Oldest design museum
- Who
- Victoria & Albert Museum
- What
- First
- Where
- United Kingdom (Kensington)
- When
- 18 May 1852
The oldest museum dedicated to applied arts and design is the Victoria and Albert Museum (better known as the V&A), located in Kensington, London. The V&A was first opened as the "Museum of Ornamental Manufactures" on 18 May 1852, with a temporary exhibition that occupied ten rooms of Marlborough House, London. Initially, much of its collection comprised items that had been exhibited at the 1851 Great Exhibition.

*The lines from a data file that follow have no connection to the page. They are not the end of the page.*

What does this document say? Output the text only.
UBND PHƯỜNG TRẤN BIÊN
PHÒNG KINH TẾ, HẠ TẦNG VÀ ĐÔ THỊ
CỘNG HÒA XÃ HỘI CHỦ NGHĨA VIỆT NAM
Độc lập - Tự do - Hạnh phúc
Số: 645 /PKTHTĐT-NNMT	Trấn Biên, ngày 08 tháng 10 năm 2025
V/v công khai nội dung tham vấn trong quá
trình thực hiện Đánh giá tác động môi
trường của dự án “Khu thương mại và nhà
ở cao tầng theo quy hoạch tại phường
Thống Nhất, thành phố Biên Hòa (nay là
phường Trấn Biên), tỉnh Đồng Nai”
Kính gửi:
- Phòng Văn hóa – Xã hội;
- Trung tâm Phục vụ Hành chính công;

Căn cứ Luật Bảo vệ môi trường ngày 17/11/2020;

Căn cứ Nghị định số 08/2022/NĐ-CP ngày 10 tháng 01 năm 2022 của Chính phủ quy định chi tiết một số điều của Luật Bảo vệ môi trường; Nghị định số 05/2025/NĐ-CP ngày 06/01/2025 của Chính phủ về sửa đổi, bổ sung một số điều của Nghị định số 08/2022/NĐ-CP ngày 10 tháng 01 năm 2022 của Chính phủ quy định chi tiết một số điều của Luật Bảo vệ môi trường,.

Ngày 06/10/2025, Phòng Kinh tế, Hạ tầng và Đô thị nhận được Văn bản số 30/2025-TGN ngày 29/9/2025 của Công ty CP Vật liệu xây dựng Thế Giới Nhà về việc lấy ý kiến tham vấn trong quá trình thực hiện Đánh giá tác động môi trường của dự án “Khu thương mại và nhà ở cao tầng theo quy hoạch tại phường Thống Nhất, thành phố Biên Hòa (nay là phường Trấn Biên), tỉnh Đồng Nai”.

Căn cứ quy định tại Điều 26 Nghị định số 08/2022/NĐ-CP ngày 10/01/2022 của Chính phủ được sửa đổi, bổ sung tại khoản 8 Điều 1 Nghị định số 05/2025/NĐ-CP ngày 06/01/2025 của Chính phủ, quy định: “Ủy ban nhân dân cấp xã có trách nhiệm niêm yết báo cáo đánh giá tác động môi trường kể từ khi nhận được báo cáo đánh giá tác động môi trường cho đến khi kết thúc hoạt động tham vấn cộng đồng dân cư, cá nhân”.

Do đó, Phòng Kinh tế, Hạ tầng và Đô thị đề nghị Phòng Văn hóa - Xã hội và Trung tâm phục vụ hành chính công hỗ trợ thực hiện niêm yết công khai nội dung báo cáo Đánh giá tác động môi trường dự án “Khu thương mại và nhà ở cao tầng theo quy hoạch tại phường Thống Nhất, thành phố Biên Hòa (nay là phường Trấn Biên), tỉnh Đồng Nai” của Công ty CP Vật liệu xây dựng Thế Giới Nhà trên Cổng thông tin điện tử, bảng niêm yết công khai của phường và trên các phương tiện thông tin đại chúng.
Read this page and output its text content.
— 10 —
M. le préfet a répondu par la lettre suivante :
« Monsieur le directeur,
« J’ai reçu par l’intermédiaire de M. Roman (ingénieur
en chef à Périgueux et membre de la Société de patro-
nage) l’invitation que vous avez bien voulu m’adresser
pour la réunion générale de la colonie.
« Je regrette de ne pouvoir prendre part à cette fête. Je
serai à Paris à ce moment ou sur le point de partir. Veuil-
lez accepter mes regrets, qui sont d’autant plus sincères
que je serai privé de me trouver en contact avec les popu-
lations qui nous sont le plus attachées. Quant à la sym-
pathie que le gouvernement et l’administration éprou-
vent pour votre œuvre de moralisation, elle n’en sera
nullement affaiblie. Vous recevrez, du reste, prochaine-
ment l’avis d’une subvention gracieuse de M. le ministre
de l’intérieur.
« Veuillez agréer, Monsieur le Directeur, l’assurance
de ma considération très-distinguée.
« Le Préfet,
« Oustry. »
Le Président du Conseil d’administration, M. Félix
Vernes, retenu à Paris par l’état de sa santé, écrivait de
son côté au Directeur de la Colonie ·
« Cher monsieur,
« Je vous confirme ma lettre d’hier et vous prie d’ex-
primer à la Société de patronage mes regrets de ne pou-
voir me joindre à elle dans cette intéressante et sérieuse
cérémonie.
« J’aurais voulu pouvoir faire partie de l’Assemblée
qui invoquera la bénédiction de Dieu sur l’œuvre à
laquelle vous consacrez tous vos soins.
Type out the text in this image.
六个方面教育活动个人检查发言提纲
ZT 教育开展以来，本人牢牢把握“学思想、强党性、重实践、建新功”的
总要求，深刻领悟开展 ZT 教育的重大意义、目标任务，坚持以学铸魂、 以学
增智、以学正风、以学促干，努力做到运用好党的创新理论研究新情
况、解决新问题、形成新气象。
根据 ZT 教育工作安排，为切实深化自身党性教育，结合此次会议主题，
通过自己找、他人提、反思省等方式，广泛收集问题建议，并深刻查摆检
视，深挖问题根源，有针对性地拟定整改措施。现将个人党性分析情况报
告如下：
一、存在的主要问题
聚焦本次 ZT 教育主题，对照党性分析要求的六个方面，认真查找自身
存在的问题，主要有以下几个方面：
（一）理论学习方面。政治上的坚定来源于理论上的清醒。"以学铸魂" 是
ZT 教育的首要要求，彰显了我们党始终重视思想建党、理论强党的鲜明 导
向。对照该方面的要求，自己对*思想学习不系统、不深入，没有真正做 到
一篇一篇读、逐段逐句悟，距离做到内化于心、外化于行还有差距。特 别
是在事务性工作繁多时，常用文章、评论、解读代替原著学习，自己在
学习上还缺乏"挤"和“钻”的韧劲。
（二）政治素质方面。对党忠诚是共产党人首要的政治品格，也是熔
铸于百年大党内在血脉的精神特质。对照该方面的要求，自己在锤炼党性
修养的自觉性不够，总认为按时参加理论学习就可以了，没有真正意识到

The museum was moved to Somerset House in September of 1852, and on 20 June 1857 the collection moved to its current site in "Albertopolis" – the neighbourhood of grand museums and public buildings established in the aftermath of the Great Exhibition. The museum's collection grew rapidly, as did visitor numbers, forcing the museum – by then known as the South Kensington Museum – to construct new buildings to create more space. This meant that, ironically, a museum dedicated to the decorative arts was housed in a series of famously ugly buildings: huge steel warehouse-like structures nicknamed the "Brompton Boilers". The Italianate buildings that house the museum today were completed in 1899 and opened by Queen Victoria herself in a ceremony that included the announcement of its current name.
The V&A was a pioneering institution in many ways. Its founding director envisioned the museum as a "schoolroom for everyone", where working Londoners could come and learn about good design. In service of this goal, the museum was fitted with gas lighting, allowing it to stay open late into the evenings so people with full-time jobs could visit. It also had the first museum café.